The interest rate used is usually 2-3% above the overnight base lending rate and will be calculated on the total value of the contracts you hold.
If you are short a CFD the opposite is true, you’ll be paid interest instead.
Free from Stamp duty
Stamp duty is a small tax placed on the ownership of assets when they are sold.
However, CFDs are excluded from it as no actual ownership takes place. You’re merely entering an agreement to exchange the difference in open and closing price.
Why CFDs are suitable for new traders
Trading is not easy. It takes time to learn the ropes and develop the talent needed to make money consistently.
But it can be done. Despite the gloomy failure rate of traders (roughly 85%), it still means there are around 15% of traders that are profitable.
CFDs are a great way to refine your skillset to become a great trader.
Financial barriers to entry are low. An account can be set up with minimal funds.
This means even if you do blow up your first account you haven’t lost a fortune. The same cannot always be said when you go into another type of business.

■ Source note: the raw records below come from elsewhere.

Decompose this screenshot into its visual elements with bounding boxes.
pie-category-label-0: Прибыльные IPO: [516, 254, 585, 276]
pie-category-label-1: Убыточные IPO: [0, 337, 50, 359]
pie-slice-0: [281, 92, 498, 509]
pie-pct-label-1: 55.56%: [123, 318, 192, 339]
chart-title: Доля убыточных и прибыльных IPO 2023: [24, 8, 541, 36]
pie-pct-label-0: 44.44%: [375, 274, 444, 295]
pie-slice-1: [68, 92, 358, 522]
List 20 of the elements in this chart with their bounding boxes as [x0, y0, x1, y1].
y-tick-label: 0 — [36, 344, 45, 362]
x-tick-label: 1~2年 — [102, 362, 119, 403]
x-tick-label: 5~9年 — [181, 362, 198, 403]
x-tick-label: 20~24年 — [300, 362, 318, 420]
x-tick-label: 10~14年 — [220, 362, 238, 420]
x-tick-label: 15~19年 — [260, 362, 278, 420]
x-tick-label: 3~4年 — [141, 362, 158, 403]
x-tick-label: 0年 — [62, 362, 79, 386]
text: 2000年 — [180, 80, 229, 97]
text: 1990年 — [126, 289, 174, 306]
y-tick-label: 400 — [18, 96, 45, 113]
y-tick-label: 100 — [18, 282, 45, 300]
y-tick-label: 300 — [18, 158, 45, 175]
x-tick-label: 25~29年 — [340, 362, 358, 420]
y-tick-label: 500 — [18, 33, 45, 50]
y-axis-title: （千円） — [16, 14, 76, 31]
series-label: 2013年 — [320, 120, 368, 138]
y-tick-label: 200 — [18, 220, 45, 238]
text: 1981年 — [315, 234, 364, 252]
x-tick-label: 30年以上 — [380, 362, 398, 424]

It is not recommended that you use a lot of capital for trading when you begin.
Many CFD providers even offer micro contracts. These accounts use minuscule sized contracts that can be traded with small accounts of £300 or so.
Some CFD traders may never wish to gravitate to more ‘respectable’ forms of trading such as futures or stocks.
But, if your wish is to eventually have a large enough trading stake to trade real stocks, then CFD trading is a way to build up that capital and experience at the same time.
Whether you plan to move up the trading food chain or not, contracts for difference provide one of the best entry-level products for beginners there is.